Nothing has the product world buzzing quite like Web3. Blockchain technology is not only changing how we buy, sell and trade goods and services online, but it’s also revolutionising how we approach data and privacy.
At its core, Web3 is about empowering the individual. It reduces the steps between you and the endpoint, giving you more visibility (and control) over who and what you and your money support. And, in times like these, this feels more important than ever.
But Web3 comes with its challenges. Right now, the industry is focused on the technical infrastructure to deliver Web3. But no tech is an island. Customers need to be able to navigate the product and enjoy the experience. Otherwise, they simply won’t come back. This makes good UX and UI the secret sauce of successful Web3 products.

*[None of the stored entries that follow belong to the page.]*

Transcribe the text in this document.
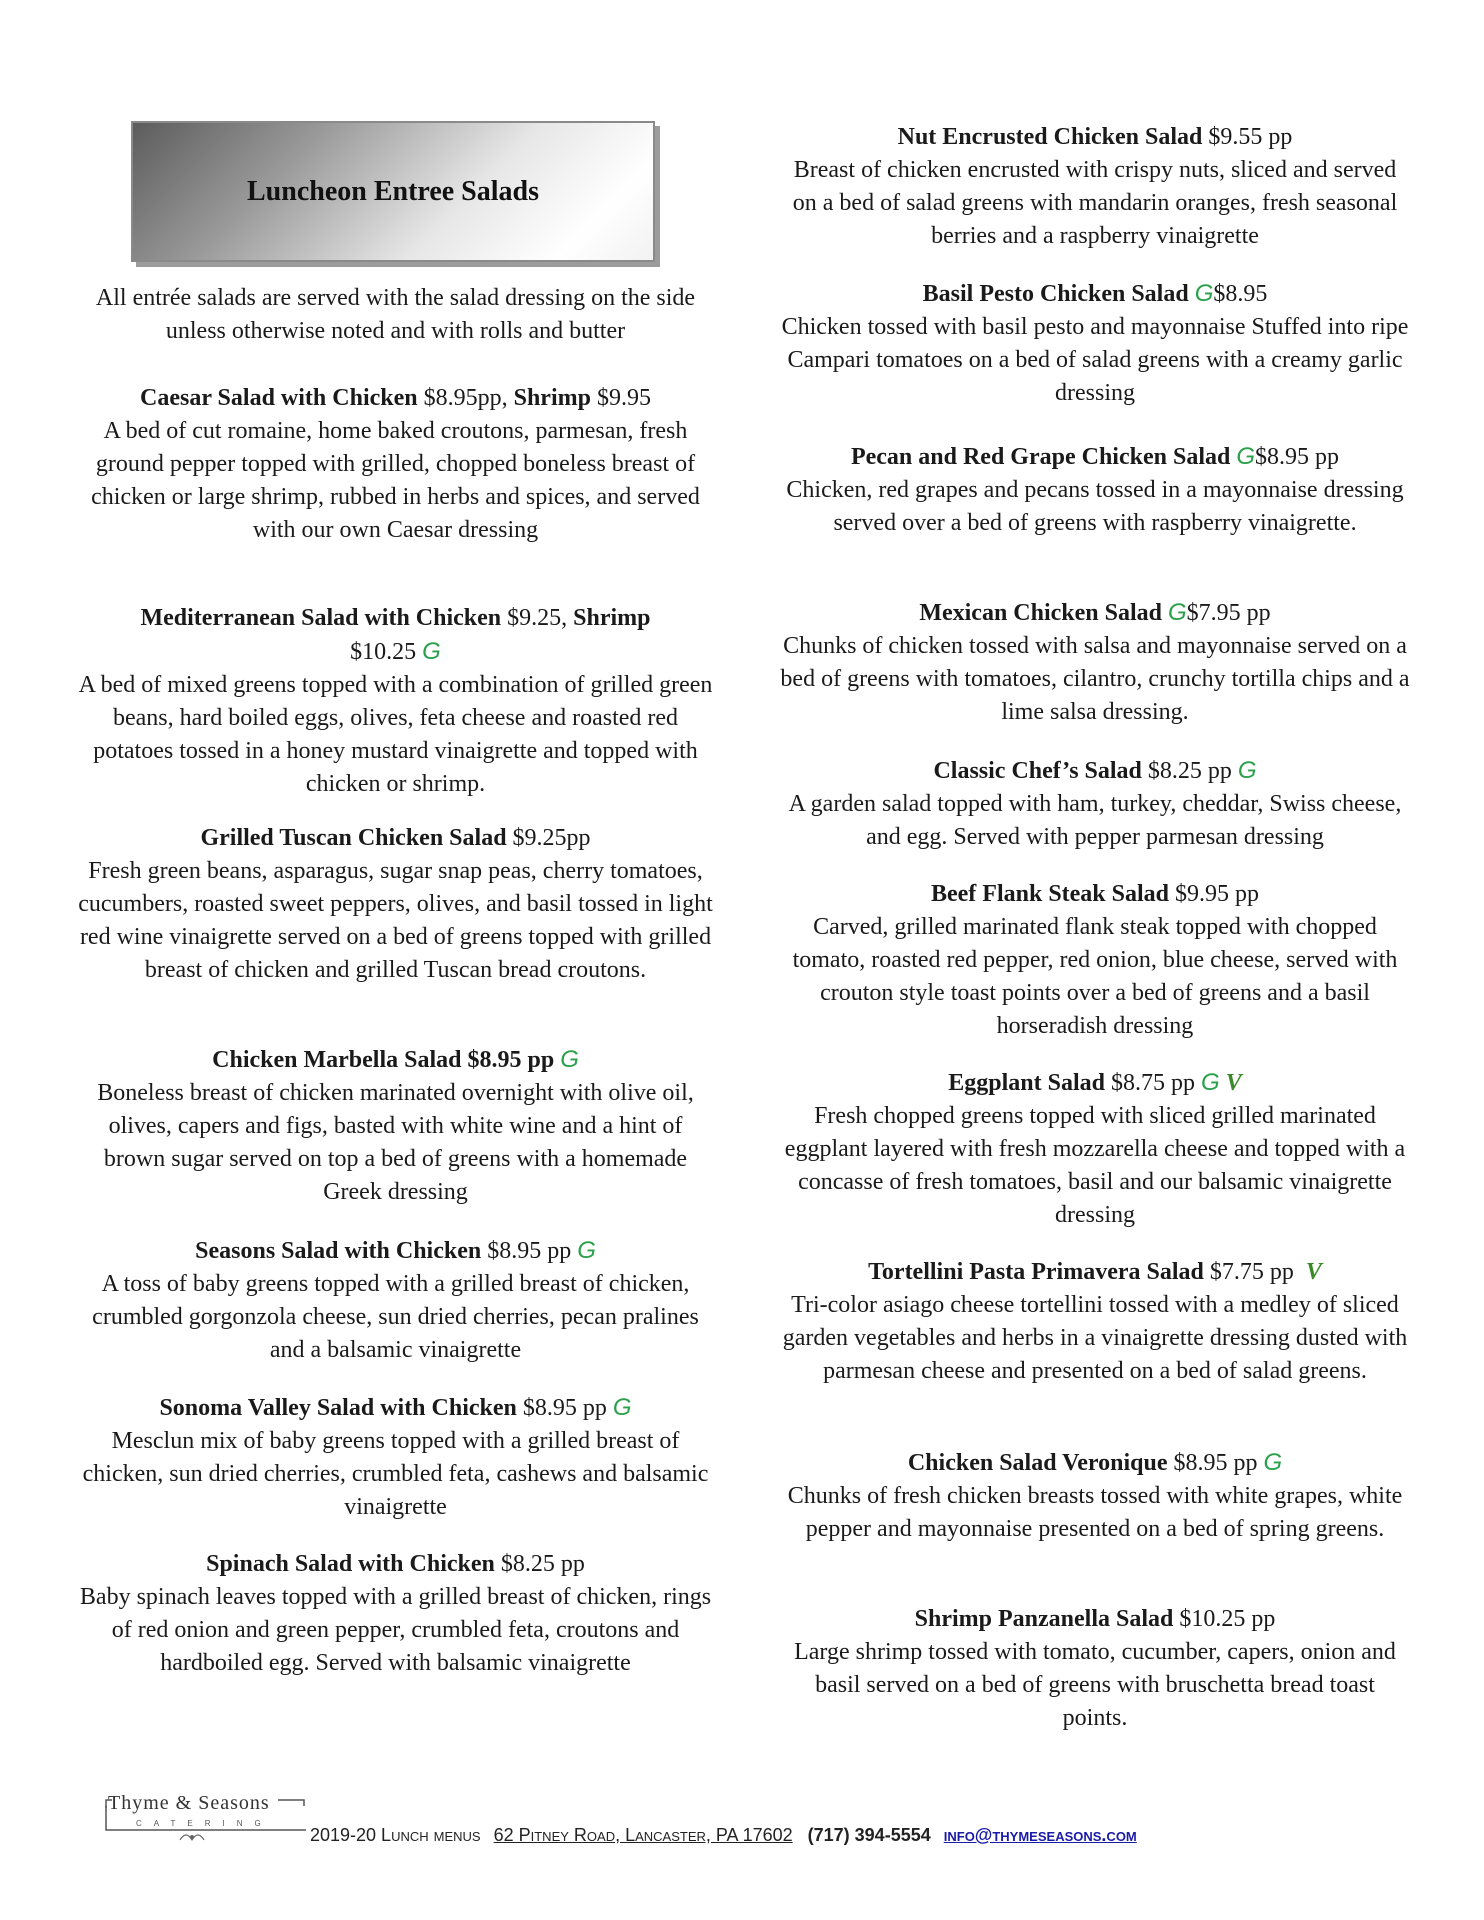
Luncheon Entree Salads
All entrée salads are served with the salad dressing on the side unless otherwise noted and with rolls and butter
Caesar Salad with Chicken $8.95pp, Shrimp $9.95
A bed of cut romaine, home baked croutons, parmesan, fresh ground pepper topped with grilled, chopped boneless breast of chicken or large shrimp, rubbed in herbs and spices, and served with our own Caesar dressing
Mediterranean Salad with Chicken $9.25, Shrimp
$10.25 G
A bed of mixed greens topped with a combination of grilled green beans, hard boiled eggs, olives, feta cheese and roasted red potatoes tossed in a honey mustard vinaigrette and topped with chicken or shrimp.
Grilled Tuscan Chicken Salad $9.25pp
Fresh green beans, asparagus, sugar snap peas, cherry tomatoes, cucumbers, roasted sweet peppers, olives, and basil tossed in light red wine vinaigrette served on a bed of greens topped with grilled breast of chicken and grilled Tuscan bread croutons.
Chicken Marbella Salad $8.95 pp G
Boneless breast of chicken marinated overnight with olive oil, olives, capers and figs, basted with white wine and a hint of brown sugar served on top a bed of greens with a homemade Greek dressing
Seasons Salad with Chicken $8.95 pp G
A toss of baby greens topped with a grilled breast of chicken, crumbled gorgonzola cheese, sun dried cherries, pecan pralines and a balsamic vinaigrette
Sonoma Valley Salad with Chicken $8.95 pp G
Mesclun mix of baby greens topped with a grilled breast of chicken, sun dried cherries, crumbled feta, cashews and balsamic vinaigrette
Spinach Salad with Chicken $8.25 pp
Baby spinach leaves topped with a grilled breast of chicken, rings of red onion and green pepper, crumbled feta, croutons and hardboiled egg. Served with balsamic vinaigrette
Nut Encrusted Chicken Salad $9.55 pp
Breast of chicken encrusted with crispy nuts, sliced and served on a bed of salad greens with mandarin oranges, fresh seasonal berries and a raspberry vinaigrette
Basil Pesto Chicken Salad G$8.95
Chicken tossed with basil pesto and mayonnaise Stuffed into ripe Campari tomatoes on a bed of salad greens with a creamy garlic dressing
Pecan and Red Grape Chicken Salad G$8.95 pp
Chicken, red grapes and pecans tossed in a mayonnaise dressing served over a bed of greens with raspberry vinaigrette.
Mexican Chicken Salad G$7.95 pp
Chunks of chicken tossed with salsa and mayonnaise served on a bed of greens with tomatoes, cilantro, crunchy tortilla chips and a lime salsa dressing.
Classic Chef’s Salad $8.25 pp G
A garden salad topped with ham, turkey, cheddar, Swiss cheese, and egg. Served with pepper parmesan dressing
Beef Flank Steak Salad $9.95 pp
Carved, grilled marinated flank steak topped with chopped tomato, roasted red pepper, red onion, blue cheese, served with crouton style toast points over a bed of greens and a basil horseradish dressing
Eggplant Salad $8.75 pp G V
Fresh chopped greens topped with sliced grilled marinated eggplant layered with fresh mozzarella cheese and topped with a concasse of fresh tomatoes, basil and our balsamic vinaigrette dressing
Tortellini Pasta Primavera Salad $7.75 pp V
Tri-color asiago cheese tortellini tossed with a medley of sliced garden vegetables and herbs in a vinaigrette dressing dusted with parmesan cheese and presented on a bed of salad greens.
Chicken Salad Veronique $8.95 pp G
Chunks of fresh chicken breasts tossed with white grapes, white pepper and mayonnaise presented on a bed of spring greens.
Shrimp Panzanella Salad $10.25 pp
Large shrimp tossed with tomato, cucumber, capers, onion and basil served on a bed of greens with bruschetta bread toast points.
Thyme & Seasons
CATERING
2019-20 Lunch menus 62 Pitney Road, Lancaster, PA 17602 (717) 394-5554 info@thymeseasons.com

So, how exactly do you make user-friendly digital products in an industry evolving at lightning speed? Our experience in the Decentralised Finance space means we have a few top tips for building products in new markets that will have your customers coming back for more.
New tech means new language, which can be a big blocker for those dipping their toe in the blockchain pool. Asking someone to ‘join a whitelist so they can buy a pre-minted NFT using Polygon Matic with delivery via AirDrop that is timed to reduce the gas fee’ is enough to have them running for the hills. Of course, these terms will eventually become part of the vernacular, but you can onboard more users today by simplifying the language. Let me show you.
A 'whitelist' may be a familiar term for the digitally savvy, but the general population is more likely to understand the concept of a pre-sale or waitlist. Similarly, while file delivery via AirDrop is common among the Apple community, it’s crucial that everyone understands how their NFT will be transferred to their digital wallet and timed to make sure they pay the lowest delivery charge possible.
By leaning in to the language used every day in digital banking, eCommerce and events, it’s much easier for people to get onboard the NFT train. And given universal standards for Web3 are a way off, explaining things in familiar terms will also keep your team aligned.
Most people understand the concept of owning shares. We get the value in a house, a business, or a holiday rental. NFTs are just an extension of that, albeit with nothing physical to see, hold or sell. This lack of tangibility explains why the perceived value of NFTs can be a blocker for some customers and why it’s vital to let people know exactly what they’re getting.
Take music NFTs, for example. Customers are not just buying a share of a track or album, which they can trade or sell at any time. In some cases, they’re also getting direct access to the artist, invites to special events, bespoke content etc. The role of product is to hero the NFT’s value, so users understand its worth and are happy to part with their hard-earned cash.
The other way to think about value is in terms of the blockchain itself because the benefit of Web3 for the individual is also worth shouting about.
When the internet first launched in 1991, users could access information at the click of a button from the comfort of their own homes. Worth it. With Web2 came social networks and the opportunity to interact with people worldwide. Again, worth it, if you discount the sacrifice of personal data and privacy. With Web3, users can take control of their digital assets and personal data, opening up a world of possibilities in terms of monetisation. In other words, not only do you own a share of an artist’s song but, in the future of NFT ownership, you'll likely get paid every time that song is played anywhere around the globe. Now that’s what I call value.
Remember when online payments first came into play? We were all pretty nervous about connecting our credit cards to the internet, which made mass adoption a huge challenge. Nowadays, we’re so comfortable with online transactions that most of us would prefer to use Apple Pay or PayPal to avoid the hassle of finding our bank details.
When it comes to Web3, the payment process can be a bit of a minefield. For a lot of NFTs, you need to have a specific type of cryptocurrency to make a purchase and an online wallet to house said crypto. Not only does this require more steps than a traditional transaction, but for people new to crypto, the complexity and lack of familiarity can be a blocker. Luckily, services like Circle exist to reduce the friction.
A crypto-specific branch of contactless card payment provider Square, Circle enables people to purchase NFTs using a traditional credit card. Circle simply debits your account in fiat currency (fine English pounds, for example) and sends the requisite amount of crypto in exchange for the NFT.
By making the payment process quick, easy and, most importantly, familiar, you’ve instantly removed a key barrier to entry. It’s a win for the customer and a win for the NFT, which never has to leave the blockchain!
It’s important to remember that when there’s perceived value in something, people are much more likely to endure any friction in obtaining it. You can believe that if I had foreseen the value of Bitcoin, I would have figured out how to get my hands on some way back in 2010.
Ultimately, there are two routes for a successful Web3 product. You either dismiss the user journey because you’re offering insane value. Or you make it a compelling sale by simplifying the language, showing the value and making the path to purchase feel safe and familiar for your customers.